ARBITRATION OF LEGAL ACCOUNTS
Recently, the Ontario Superior Court of Justice struck down an arbitration clause in a retainer agreement.
In Jean Estate v. Wires Jolley LLP 2008 CanLII 14538, an estate trustee and sole beneficiary of an estate entered into a retainer agreement with counsel that provided for a “success fee” of 10% of the value of the estate. The retainer agreement also provided that any dispute relating to the success fee was to be determined by an arbitrator.
A dispute arose, and the solicitors sought to have the dispute resolved through arbitration. The client applied to the court to have the notice of arbitration struck out, and to have the dispute resolved by the court.
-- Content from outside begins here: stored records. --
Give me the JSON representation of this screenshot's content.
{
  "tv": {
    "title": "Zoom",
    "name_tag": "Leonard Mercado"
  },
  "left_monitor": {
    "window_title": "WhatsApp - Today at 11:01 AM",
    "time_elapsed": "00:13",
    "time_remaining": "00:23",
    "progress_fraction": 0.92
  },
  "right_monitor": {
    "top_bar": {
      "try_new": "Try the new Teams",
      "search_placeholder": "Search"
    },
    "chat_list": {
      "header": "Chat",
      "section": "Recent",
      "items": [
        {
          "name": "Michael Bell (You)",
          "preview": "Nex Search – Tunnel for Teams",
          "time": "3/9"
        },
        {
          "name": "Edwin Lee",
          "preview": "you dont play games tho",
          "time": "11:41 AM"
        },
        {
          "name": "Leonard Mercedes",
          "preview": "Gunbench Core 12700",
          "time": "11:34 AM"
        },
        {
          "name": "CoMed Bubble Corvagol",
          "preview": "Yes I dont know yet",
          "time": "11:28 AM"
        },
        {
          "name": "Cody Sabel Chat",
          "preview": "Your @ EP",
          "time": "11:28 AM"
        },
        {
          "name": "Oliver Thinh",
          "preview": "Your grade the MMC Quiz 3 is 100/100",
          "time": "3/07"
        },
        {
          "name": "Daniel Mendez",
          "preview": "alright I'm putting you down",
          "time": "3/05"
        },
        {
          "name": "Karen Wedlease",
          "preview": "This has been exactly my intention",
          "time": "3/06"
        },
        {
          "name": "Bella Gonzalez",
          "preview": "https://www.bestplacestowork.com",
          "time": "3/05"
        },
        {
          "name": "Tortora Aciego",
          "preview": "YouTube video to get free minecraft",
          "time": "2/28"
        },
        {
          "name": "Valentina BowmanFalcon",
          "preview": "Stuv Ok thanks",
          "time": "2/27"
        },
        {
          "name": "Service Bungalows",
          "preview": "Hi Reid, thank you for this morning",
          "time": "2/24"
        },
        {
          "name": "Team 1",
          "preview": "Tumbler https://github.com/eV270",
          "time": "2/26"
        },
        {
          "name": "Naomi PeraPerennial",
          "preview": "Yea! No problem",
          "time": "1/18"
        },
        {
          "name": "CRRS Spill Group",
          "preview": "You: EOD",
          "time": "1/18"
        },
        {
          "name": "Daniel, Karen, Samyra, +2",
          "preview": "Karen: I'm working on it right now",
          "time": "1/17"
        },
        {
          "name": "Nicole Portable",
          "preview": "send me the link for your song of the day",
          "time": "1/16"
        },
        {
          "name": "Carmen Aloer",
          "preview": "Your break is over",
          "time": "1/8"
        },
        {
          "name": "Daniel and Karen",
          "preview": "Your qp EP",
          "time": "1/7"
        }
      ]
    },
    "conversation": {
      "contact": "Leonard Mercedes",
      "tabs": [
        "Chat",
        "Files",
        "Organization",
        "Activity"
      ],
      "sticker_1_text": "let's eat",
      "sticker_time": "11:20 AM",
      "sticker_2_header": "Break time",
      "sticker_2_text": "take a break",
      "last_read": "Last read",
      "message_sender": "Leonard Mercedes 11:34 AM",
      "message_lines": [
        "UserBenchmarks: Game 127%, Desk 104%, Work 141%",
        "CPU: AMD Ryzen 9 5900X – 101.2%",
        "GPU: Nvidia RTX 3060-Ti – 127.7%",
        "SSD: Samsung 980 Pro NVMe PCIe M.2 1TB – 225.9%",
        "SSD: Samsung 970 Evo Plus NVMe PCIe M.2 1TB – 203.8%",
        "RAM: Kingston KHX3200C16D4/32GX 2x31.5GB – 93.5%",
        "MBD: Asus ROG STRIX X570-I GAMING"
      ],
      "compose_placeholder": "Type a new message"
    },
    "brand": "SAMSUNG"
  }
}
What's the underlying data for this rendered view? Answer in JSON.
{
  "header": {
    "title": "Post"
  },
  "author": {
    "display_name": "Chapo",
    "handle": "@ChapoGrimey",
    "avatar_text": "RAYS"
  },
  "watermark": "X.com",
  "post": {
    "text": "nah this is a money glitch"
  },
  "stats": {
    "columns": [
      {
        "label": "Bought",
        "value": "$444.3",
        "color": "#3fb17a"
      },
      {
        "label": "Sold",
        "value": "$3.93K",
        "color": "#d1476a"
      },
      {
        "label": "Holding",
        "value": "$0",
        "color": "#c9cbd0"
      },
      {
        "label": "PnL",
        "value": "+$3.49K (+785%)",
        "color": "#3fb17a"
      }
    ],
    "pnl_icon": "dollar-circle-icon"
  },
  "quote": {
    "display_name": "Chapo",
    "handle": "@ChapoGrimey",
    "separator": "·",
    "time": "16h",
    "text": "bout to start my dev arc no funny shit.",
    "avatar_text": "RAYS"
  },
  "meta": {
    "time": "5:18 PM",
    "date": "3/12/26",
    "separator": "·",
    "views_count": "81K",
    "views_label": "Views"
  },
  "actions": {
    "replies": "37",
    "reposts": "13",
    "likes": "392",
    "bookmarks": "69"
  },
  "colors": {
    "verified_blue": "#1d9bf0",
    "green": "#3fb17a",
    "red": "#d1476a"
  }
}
Madam Justice Low granted the application. She held that the provisions of the Solicitors Act applied prima facie. She went on to conclude that even though the parties had previously agreed to an arbitration provision, and could agree to keep private commercial disputes private, the relationship between lawyers and clients is “one which transcends a mere commercial transaction. The profession has a monopoly over the provision of legal services and the occasions upon which lawyers interact with members of the public occur often when the latter are in the most vulnerable of circumstances. There is therefore an overarching public interest to be served in the court’s supervision of the profession’s monopoly.”
As the arbitration provision was a derogation of the client’s statutory right to have the court scrutinize the propriety of the fees, it was not upheld.